By the time he got downtown again, the working day had begun in earnest. Dubinsky had surfaced, looking repellently undisturbed by lack of sleep. “I located the safety deposit box,” he said. “It’s in the Bank of Nova Scotia on Adelaide. The manager said he’d open up as soon as we got there. Where in hell have you been? No point in coming in until the banks opened, eh?”
Sanders glowered. “I’ve been working. Since 6:30 this morning. So cut the crap and drive us to the bank.”

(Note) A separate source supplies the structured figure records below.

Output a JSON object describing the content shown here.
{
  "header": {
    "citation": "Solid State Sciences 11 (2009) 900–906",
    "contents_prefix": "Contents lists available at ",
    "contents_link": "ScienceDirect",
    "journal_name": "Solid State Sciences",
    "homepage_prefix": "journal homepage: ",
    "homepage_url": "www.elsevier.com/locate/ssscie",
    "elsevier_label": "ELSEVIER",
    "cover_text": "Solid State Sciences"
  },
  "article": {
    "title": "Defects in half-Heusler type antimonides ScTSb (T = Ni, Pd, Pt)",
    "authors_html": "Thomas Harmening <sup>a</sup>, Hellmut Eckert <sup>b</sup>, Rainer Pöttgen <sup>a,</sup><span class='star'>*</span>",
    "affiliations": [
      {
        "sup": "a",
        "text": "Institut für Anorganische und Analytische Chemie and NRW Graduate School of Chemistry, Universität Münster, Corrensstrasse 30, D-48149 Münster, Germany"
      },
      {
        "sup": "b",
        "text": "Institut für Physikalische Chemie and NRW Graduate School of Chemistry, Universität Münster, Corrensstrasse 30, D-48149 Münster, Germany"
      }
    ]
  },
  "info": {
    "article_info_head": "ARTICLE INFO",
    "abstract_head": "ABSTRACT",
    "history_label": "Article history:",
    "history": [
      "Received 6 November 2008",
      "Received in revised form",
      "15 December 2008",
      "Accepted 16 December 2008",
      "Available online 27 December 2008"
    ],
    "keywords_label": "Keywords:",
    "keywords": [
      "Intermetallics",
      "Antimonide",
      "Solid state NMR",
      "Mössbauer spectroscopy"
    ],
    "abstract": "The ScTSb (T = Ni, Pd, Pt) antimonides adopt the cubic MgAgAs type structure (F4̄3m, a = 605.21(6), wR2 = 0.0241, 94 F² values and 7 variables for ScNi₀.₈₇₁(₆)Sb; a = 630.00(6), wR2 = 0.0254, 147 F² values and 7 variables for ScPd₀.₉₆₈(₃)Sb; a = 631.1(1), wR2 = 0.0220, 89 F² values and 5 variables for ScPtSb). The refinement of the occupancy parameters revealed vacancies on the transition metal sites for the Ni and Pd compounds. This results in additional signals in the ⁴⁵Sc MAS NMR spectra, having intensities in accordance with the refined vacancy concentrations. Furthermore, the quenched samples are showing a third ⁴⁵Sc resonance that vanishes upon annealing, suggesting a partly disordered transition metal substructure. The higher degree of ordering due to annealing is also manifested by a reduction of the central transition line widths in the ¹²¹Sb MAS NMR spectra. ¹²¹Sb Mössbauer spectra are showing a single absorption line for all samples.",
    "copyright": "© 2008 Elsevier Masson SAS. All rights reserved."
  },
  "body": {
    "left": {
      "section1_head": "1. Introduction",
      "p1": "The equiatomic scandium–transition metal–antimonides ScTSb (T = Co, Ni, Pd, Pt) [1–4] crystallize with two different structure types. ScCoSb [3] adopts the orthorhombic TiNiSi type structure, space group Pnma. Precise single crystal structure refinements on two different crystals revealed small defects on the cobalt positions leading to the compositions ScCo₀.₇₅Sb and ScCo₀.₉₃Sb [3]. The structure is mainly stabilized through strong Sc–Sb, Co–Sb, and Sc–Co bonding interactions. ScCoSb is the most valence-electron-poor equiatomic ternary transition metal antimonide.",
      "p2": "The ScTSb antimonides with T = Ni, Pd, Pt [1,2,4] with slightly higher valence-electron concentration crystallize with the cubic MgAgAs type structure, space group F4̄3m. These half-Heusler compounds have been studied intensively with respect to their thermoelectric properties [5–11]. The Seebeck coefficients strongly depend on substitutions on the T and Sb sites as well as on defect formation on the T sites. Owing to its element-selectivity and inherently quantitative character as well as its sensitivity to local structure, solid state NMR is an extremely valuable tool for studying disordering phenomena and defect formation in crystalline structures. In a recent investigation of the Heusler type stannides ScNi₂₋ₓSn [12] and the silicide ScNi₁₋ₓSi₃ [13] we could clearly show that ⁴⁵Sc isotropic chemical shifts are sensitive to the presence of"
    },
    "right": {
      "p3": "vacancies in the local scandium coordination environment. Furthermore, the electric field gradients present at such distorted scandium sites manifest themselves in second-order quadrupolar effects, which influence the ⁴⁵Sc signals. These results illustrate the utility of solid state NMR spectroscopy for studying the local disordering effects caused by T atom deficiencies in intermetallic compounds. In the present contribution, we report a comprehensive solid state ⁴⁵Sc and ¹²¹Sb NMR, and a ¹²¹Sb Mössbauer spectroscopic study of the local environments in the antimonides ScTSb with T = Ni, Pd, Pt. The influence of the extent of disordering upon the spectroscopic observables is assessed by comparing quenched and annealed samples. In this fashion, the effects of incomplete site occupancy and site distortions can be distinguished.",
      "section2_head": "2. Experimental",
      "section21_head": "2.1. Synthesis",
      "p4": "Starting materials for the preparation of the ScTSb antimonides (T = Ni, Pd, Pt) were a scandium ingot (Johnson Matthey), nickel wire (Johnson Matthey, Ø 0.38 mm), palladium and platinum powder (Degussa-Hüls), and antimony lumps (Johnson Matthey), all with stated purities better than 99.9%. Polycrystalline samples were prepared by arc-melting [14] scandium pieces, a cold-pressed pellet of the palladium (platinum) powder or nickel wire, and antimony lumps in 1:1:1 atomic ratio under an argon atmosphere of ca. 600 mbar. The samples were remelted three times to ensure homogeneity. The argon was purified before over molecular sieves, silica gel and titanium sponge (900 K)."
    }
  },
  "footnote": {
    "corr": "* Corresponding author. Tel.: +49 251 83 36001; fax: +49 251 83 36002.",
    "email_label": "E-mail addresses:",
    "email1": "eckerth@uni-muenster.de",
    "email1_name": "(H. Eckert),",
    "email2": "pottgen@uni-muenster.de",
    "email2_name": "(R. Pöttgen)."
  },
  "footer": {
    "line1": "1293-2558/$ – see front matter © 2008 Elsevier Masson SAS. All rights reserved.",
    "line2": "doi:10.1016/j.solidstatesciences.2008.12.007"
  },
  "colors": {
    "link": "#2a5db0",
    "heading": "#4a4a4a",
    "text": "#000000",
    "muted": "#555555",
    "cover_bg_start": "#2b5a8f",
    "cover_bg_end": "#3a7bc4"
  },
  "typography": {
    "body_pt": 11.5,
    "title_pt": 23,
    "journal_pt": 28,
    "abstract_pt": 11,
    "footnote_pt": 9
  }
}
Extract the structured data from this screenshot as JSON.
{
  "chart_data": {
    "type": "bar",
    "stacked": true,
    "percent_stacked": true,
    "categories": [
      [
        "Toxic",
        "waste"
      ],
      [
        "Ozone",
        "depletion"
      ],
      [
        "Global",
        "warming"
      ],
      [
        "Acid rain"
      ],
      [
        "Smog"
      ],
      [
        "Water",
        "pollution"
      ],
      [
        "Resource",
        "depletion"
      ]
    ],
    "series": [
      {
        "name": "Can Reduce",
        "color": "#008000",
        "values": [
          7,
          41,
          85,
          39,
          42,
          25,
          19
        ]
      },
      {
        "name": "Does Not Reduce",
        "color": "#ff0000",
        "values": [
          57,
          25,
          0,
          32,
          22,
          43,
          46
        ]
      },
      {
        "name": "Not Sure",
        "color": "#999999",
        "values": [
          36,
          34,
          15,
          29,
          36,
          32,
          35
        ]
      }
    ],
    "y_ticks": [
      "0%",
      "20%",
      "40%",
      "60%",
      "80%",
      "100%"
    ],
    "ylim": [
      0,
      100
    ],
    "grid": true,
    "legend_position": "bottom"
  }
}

Opening up a safety deposit box obviously caused the bank manager something akin to physical pain. Their possession of the key, their identification, and a hastily acquired court order were not enough to stem the flow of muttering. “Most unusual—we don’t do this sort of thing you know—absolute privacy—our customers don’t like to think—” He was clearly intent on getting rid of them as quickly as possible before anyone figured out that the police could get into someone’s box. Sanders wrote out and signed the receipt as slowly as he could, enjoying the man’s agonized dance of despair. He was damned if he was going to slink about because some bank manager didn’t like the look of him. Still, eventually they did depart, carrying a plastic bag which contained a small bundle of letters. Extravagant girl—hiring a safety deposit box to hold such a modest cache.